In the middle of winter when fogs and rains most abound they have a great festival which they call Exmas , and for fifty days they prepare for it in the fashion I shall describe. First of all, every citizen is obliged to send to each of his friends and relations a square piece of hard paper stamped with a picture, which in their speech is called an Exmas-card . But the pictures represent birds sitting on branches, or trees with a dark green prickly leaf, or else men in such garments as the Niatirbians believe that their ancestors wore two hundred years ago riding in coaches such as their ancestors used, or houses with snow on their roofs. And the Niatirbians are unwilling to say what these pictures have to do with the festival, guarding (as I suppose) some sacred mystery. And because all men must send these cards the market-place is filled with the crowd of those buying them, so that there is great labour and weariness.

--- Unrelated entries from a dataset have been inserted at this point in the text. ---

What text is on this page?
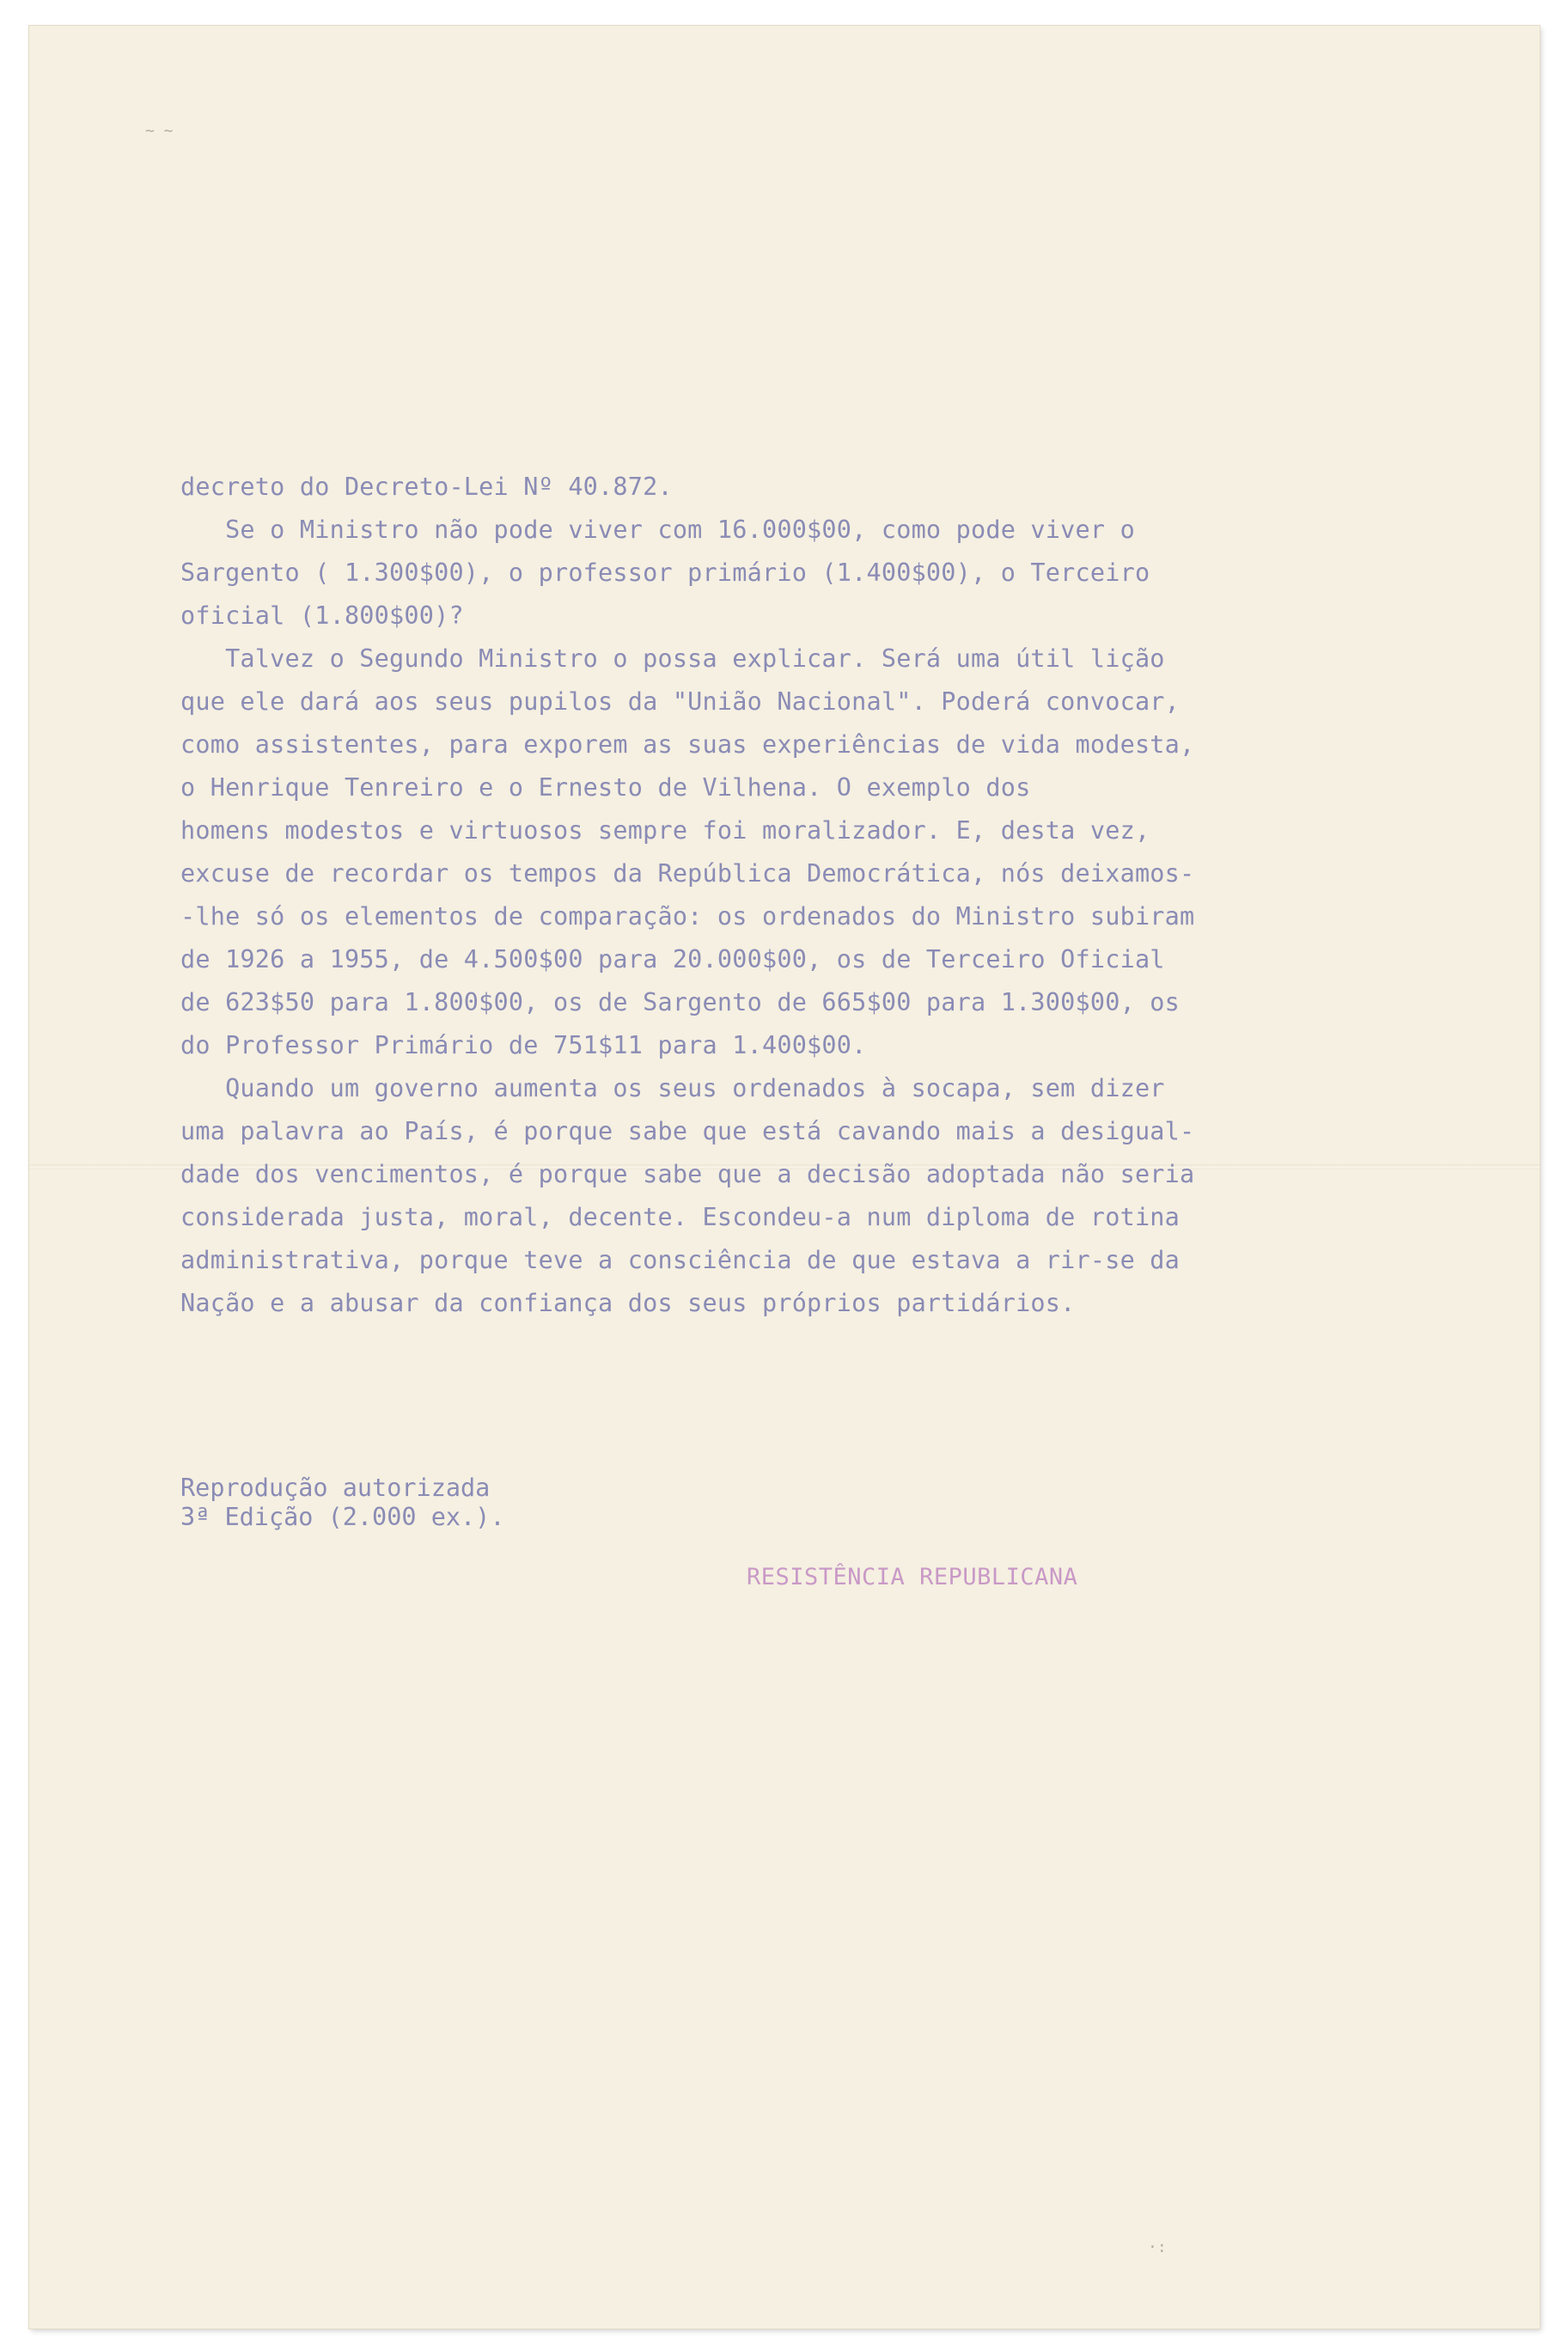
~ ~
decreto do Decreto-Lei Nº 40.872.
Se o Ministro não pode viver com 16.000$00, como pode viver o
Sargento ( 1.300$00), o professor primário (1.400$00), o Terceiro
oficial (1.800$00)?
Talvez o Segundo Ministro o possa explicar. Será uma útil lição
que ele dará aos seus pupilos da "União Nacional". Poderá convocar,
como assistentes, para exporem as suas experiências de vida modesta,
o Henrique Tenreiro e o Ernesto de Vilhena. O exemplo dos
homens modestos e virtuosos sempre foi moralizador. E, desta vez,
excuse de recordar os tempos da República Democrática, nós deixamos-
-lhe só os elementos de comparação: os ordenados do Ministro subiram
de 1926 a 1955, de 4.500$00 para 20.000$00, os de Terceiro Oficial
de 623$50 para 1.800$00, os de Sargento de 665$00 para 1.300$00, os
do Professor Primário de 751$11 para 1.400$00.
Quando um governo aumenta os seus ordenados à socapa, sem dizer
uma palavra ao País, é porque sabe que está cavando mais a desigual-
dade dos vencimentos, é porque sabe que a decisão adoptada não seria
considerada justa, moral, decente. Escondeu-a num diploma de rotina
administrativa, porque teve a consciência de que estava a rir-se da
Nação e a abusar da confiança dos seus próprios partidários.
Reprodução autorizada
3ª Edição (2.000 ex.).
RESISTÊNCIA REPUBLICANA
·:
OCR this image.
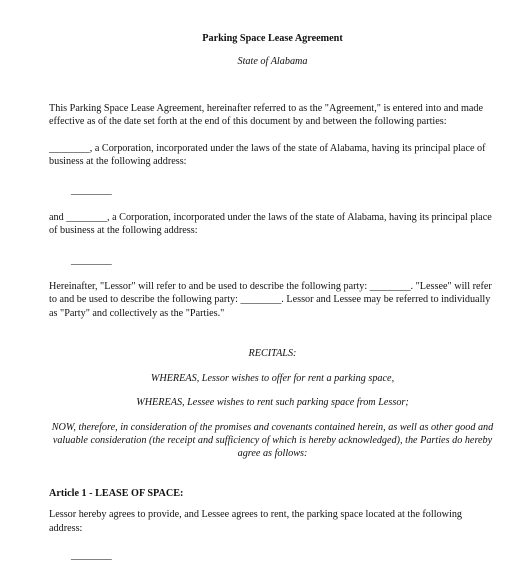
Parking Space Lease Agreement

State of Alabama

This Parking Space Lease Agreement, hereinafter referred to as the "Agreement," is entered into and made effective as of the date set forth at the end of this document by and between the following parties:

________, a Corporation, incorporated under the laws of the state of Alabama, having its principal place of business at the following address:

________

and ________, a Corporation, incorporated under the laws of the state of Alabama, having its principal place of business at the following address:

________

Hereinafter, "Lessor" will refer to and be used to describe the following party: ________. "Lessee" will refer to and be used to describe the following party: ________. Lessor and Lessee may be referred to individually as "Party" and collectively as the "Parties."

RECITALS:

WHEREAS, Lessor wishes to offer for rent a parking space,

WHEREAS, Lessee wishes to rent such parking space from Lessor;

NOW, therefore, in consideration of the promises and covenants contained herein, as well as other good and valuable consideration (the receipt and sufficiency of which is hereby acknowledged), the Parties do hereby agree as follows:

Article 1 - LEASE OF SPACE:

Lessor hereby agrees to provide, and Lessee agrees to rent, the parking space located at the following address:

________
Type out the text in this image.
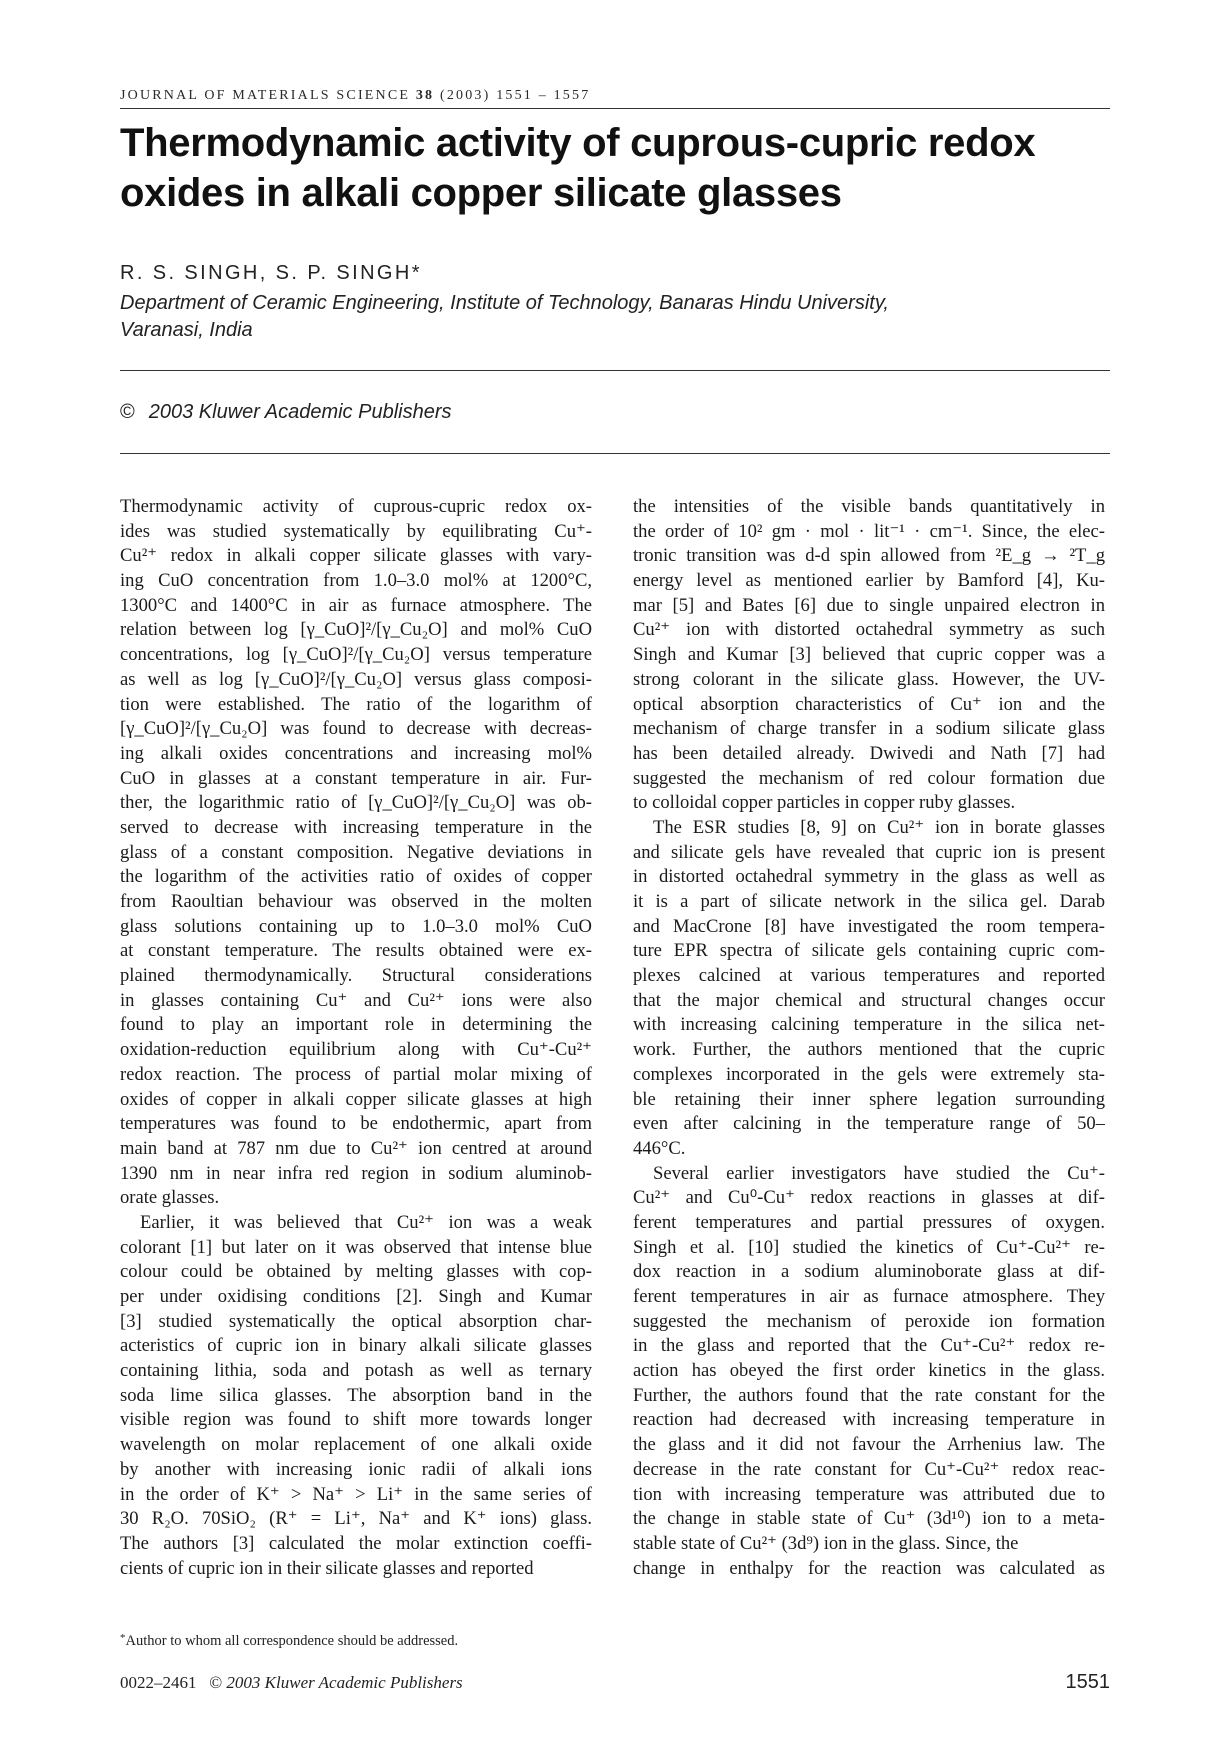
JOURNAL OF MATERIALS SCIENCE 38 (2003) 1551 – 1557
Thermodynamic activity of cuprous-cupric redox
oxides in alkali copper silicate glasses
R. S. SINGH, S. P. SINGH*
Department of Ceramic Engineering, Institute of Technology, Banaras Hindu University,
Varanasi, India
© 2003 Kluwer Academic Publishers
Thermodynamic activity of cuprous-cupric redox ox-
ides was studied systematically by equilibrating Cu⁺-
Cu²⁺ redox in alkali copper silicate glasses with vary-
ing CuO concentration from 1.0–3.0 mol% at 1200°C,
1300°C and 1400°C in air as furnace atmosphere. The
relation between log [γ_CuO]²/[γ_Cu₂O] and mol% CuO
concentrations, log [γ_CuO]²/[γ_Cu₂O] versus temperature
as well as log [γ_CuO]²/[γ_Cu₂O] versus glass composi-
tion were established. The ratio of the logarithm of
[γ_CuO]²/[γ_Cu₂O] was found to decrease with decreas-
ing alkali oxides concentrations and increasing mol%
CuO in glasses at a constant temperature in air. Fur-
ther, the logarithmic ratio of [γ_CuO]²/[γ_Cu₂O] was ob-
served to decrease with increasing temperature in the
glass of a constant composition. Negative deviations in
the logarithm of the activities ratio of oxides of copper
from Raoultian behaviour was observed in the molten
glass solutions containing up to 1.0–3.0 mol% CuO
at constant temperature. The results obtained were ex-
plained thermodynamically. Structural considerations
in glasses containing Cu⁺ and Cu²⁺ ions were also
found to play an important role in determining the
oxidation-reduction equilibrium along with Cu⁺-Cu²⁺
redox reaction. The process of partial molar mixing of
oxides of copper in alkali copper silicate glasses at high
temperatures was found to be endothermic, apart from
main band at 787 nm due to Cu²⁺ ion centred at around
1390 nm in near infra red region in sodium aluminob-
orate glasses.
Earlier, it was believed that Cu²⁺ ion was a weak
colorant [1] but later on it was observed that intense blue
colour could be obtained by melting glasses with cop-
per under oxidising conditions [2]. Singh and Kumar
[3] studied systematically the optical absorption char-
acteristics of cupric ion in binary alkali silicate glasses
containing lithia, soda and potash as well as ternary
soda lime silica glasses. The absorption band in the
visible region was found to shift more towards longer
wavelength on molar replacement of one alkali oxide
by another with increasing ionic radii of alkali ions
in the order of K⁺ > Na⁺ > Li⁺ in the same series of
30 R₂O. 70SiO₂ (R⁺ = Li⁺, Na⁺ and K⁺ ions) glass.
The authors [3] calculated the molar extinction coeffi-
cients of cupric ion in their silicate glasses and reported
the intensities of the visible bands quantitatively in
the order of 10² gm · mol · lit⁻¹ · cm⁻¹. Since, the elec-
tronic transition was d-d spin allowed from ²E_g → ²T_g
energy level as mentioned earlier by Bamford [4], Ku-
mar [5] and Bates [6] due to single unpaired electron in
Cu²⁺ ion with distorted octahedral symmetry as such
Singh and Kumar [3] believed that cupric copper was a
strong colorant in the silicate glass. However, the UV-
optical absorption characteristics of Cu⁺ ion and the
mechanism of charge transfer in a sodium silicate glass
has been detailed already. Dwivedi and Nath [7] had
suggested the mechanism of red colour formation due
to colloidal copper particles in copper ruby glasses.
The ESR studies [8, 9] on Cu²⁺ ion in borate glasses
and silicate gels have revealed that cupric ion is present
in distorted octahedral symmetry in the glass as well as
it is a part of silicate network in the silica gel. Darab
and MacCrone [8] have investigated the room tempera-
ture EPR spectra of silicate gels containing cupric com-
plexes calcined at various temperatures and reported
that the major chemical and structural changes occur
with increasing calcining temperature in the silica net-
work. Further, the authors mentioned that the cupric
complexes incorporated in the gels were extremely sta-
ble retaining their inner sphere legation surrounding
even after calcining in the temperature range of 50–
446°C.
Several earlier investigators have studied the Cu⁺-
Cu²⁺ and Cu⁰-Cu⁺ redox reactions in glasses at dif-
ferent temperatures and partial pressures of oxygen.
Singh et al. [10] studied the kinetics of Cu⁺-Cu²⁺ re-
dox reaction in a sodium aluminoborate glass at dif-
ferent temperatures in air as furnace atmosphere. They
suggested the mechanism of peroxide ion formation
in the glass and reported that the Cu⁺-Cu²⁺ redox re-
action has obeyed the first order kinetics in the glass.
Further, the authors found that the rate constant for the
reaction had decreased with increasing temperature in
the glass and it did not favour the Arrhenius law. The
decrease in the rate constant for Cu⁺-Cu²⁺ redox reac-
tion with increasing temperature was attributed due to
the change in stable state of Cu⁺ (3d¹⁰) ion to a meta-
stable state of Cu²⁺ (3d⁹) ion in the glass. Since, the
change in enthalpy for the reaction was calculated as
*Author to whom all correspondence should be addressed.
0022–2461 © 2003 Kluwer Academic Publishers	1551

But having bought as many as they suppose to be sufficient, they return to their houses and find there the like cards which others have sent to them. And when they find cards from any to whom they also have sent cards, they throw them away and give thanks to the gods that this labour at least is over for another year. But when they find cards from any to whom they have not sent, then they beat their breasts and wail and utter curses against the sender; and, having sufficiently lamented their misfortune, they put on their boots again and go out into the fog and rain and buy a card for him also. And let this account suffice about Exmas-cards.
They also send gifts to one another, suffering the same things about the gifts as about the cards, or even worse. For every citizen has to guess the value of the gift which every friend will send to him so that he may send one of equal value, whether he can afford it or not. And they buy as gifts for one another such things as no man ever bought for himself. For the sellers, understanding the custom, put forth all kinds of trumpery, and whatever, being useless and ridiculous, sell as an Exmas gift. And though the Niatirbians profess themselves to lack sufficient necessary things, such as metal, leather, wood and paper, yet an incredible quantity of these things is wasted every year, being made into the gifts.
But during these fifty days the oldest, poorest and the most miserable of citizens put on false beards and red robes and walk in the market-place; being disguised (in my opinion) as Cronos. And the sellers of gifts no less than the purchasers become pale and weary, because of the crowds and the fog, so that any man who came into a Niatirbian city at this season would think that some great calamity had fallen on Niatirb. This fifty days of preparation is called in their barbarian speech the Exmas Rush .
But when the day of the festival comes, then most of the citizens, being exhausted with the Rush , lie in bed till noon. But in the evening they eat five times as much supper as on other days and, crowning themselves with crowns of paper, they become intoxicated. And on the day after Exmas they are very grave, being internally disordered by the supper and the drinking and reckoning how much they have spent on gifts and on the wine. For wine is so dear among the Niatirbians that a man must swallow the worth of a talent before he is well intoxicated.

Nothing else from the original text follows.